8 Wing Trenton, Ont., has done itself proud this year by donating 71 shoeboxes full of Christmas cheer as part of Operation Christmas Child.
“This is pretty awesome,” says wing chaplain Major Tracy Graf. “We’re very happy [to have done this] in such a short time.”
Operation Christmas Child is part of the Samaritan's Purse ministry under Franklin Graham, son of Billy Graham. It is a ministry that donates shoeboxes full of small gifts and necessities such as toiletries (soap, toothbrush) and school supplies to children in impoverished nations. When culturally appropriate, the story of Jesus is also shared in the community that receives the boxes, although it is not obligatory.
“I think this may be the first year in recent times that it has been offered on the wing,” Maj Graf notes. The boxes will now be taken to the regional collection centre, which is the Maranatha Church in Belleville, Ont.
Maj Graf was able to participate in the distribution of these shoeboxes when she went to Nicaragua following Hurricane Mitch in 1998 as part of a medical missionary team. It was a life-changing experience and still brings tears to her eyes when she thinks about it.
She said people often don’t realize how important and significant this kind of gift can be to children in developing countries.
“A whole family might be using one toothbrush for a full year. A box like this can double their worldly possessions,” says Maj Graf.

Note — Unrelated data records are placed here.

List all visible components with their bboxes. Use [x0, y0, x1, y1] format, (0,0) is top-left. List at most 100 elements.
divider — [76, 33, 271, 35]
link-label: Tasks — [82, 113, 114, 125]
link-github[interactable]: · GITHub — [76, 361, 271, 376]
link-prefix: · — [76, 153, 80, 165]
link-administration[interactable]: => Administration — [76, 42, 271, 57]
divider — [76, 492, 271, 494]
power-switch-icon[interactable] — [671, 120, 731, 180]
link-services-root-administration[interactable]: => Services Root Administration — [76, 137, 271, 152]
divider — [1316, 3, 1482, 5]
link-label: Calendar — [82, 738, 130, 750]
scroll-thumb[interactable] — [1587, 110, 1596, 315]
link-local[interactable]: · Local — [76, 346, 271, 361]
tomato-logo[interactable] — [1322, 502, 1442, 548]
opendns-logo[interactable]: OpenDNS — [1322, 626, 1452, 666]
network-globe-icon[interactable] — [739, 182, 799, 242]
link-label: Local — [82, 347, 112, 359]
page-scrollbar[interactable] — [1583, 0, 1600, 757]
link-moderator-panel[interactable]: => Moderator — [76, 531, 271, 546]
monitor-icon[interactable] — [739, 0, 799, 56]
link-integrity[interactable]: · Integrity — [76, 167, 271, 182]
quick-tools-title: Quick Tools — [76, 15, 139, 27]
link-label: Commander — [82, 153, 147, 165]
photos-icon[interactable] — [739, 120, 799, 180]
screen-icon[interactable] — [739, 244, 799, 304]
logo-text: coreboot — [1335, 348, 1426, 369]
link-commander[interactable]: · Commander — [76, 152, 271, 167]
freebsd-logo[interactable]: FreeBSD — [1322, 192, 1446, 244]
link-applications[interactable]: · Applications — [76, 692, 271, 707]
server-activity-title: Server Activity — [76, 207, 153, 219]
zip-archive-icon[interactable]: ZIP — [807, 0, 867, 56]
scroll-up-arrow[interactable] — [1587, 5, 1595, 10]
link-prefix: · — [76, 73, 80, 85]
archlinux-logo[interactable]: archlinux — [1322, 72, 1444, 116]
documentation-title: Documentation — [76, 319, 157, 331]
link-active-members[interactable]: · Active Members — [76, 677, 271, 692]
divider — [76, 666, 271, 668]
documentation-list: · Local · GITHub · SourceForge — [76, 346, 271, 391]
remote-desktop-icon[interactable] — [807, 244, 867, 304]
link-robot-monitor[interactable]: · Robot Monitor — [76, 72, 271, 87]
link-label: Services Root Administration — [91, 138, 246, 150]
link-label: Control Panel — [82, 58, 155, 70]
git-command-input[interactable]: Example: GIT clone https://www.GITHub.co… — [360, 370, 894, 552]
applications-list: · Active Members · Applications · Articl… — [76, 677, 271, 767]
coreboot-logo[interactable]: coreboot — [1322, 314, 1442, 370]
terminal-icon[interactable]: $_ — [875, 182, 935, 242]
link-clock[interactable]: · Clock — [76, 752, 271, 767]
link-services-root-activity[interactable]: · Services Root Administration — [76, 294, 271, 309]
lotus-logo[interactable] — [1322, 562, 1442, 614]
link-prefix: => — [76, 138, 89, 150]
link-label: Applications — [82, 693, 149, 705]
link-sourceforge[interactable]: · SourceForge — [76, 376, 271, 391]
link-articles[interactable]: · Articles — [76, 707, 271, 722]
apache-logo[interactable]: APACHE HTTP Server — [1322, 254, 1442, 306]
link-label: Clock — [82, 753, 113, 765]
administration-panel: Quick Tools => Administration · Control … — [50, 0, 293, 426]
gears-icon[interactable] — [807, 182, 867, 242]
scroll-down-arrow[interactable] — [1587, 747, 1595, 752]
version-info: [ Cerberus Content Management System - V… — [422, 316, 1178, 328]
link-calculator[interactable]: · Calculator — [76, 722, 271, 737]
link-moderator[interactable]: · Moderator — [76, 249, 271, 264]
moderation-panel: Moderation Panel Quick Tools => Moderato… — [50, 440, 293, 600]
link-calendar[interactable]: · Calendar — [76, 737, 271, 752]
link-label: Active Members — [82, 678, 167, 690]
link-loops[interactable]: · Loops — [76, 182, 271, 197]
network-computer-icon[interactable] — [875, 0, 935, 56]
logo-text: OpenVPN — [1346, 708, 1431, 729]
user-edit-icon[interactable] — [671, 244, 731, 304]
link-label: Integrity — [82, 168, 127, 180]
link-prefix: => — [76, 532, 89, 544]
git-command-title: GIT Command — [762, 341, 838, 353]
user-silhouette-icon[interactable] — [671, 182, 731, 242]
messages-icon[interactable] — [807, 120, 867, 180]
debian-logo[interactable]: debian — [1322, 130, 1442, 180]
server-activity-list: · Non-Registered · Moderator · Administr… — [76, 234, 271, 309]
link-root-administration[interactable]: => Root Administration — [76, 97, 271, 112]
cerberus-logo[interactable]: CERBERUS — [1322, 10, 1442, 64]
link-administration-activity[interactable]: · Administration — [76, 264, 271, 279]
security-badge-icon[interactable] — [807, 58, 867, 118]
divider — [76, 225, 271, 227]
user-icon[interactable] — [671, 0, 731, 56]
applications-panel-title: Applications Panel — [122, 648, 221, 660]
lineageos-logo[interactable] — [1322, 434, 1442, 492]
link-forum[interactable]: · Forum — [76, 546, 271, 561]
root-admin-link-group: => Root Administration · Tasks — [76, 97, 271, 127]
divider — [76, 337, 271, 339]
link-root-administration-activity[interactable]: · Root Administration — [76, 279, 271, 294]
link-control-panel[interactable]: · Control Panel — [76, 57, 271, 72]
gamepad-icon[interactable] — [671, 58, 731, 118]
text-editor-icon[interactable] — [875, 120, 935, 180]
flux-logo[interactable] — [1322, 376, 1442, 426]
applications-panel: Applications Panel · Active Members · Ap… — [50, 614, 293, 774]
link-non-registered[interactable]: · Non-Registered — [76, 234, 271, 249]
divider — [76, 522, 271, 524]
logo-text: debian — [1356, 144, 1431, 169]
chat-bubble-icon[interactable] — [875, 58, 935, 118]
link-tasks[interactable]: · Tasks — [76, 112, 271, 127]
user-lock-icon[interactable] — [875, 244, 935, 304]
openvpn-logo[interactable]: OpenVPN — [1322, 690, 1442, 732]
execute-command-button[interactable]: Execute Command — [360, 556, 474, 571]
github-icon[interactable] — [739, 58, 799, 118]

Maj Graf and other chaplains hope to make this an annual event offered on the wing through the chapel. Every child 12 or under gets a box, whether they go to church or not. In 2012, Operation Christmas Child will collect their 100 millionth shoe box gift, according to the organization’s website.
The boxes collected in Canada for are destined for distribution to Costa Rica, El Salvador, Equatorial Guinea, Guatemala, Guinea, Guineau Bissau, Haiti, Ivory Coast, Nicaragua, Paraguay, Senegal, Sierra Leone, Uruguay and Venezuela.
“Some people put a picture of their own child in the shoebox and the child receiving it will take it out and hold onto it and say, ‘I have a friend in Canada’,” Maj Graf says.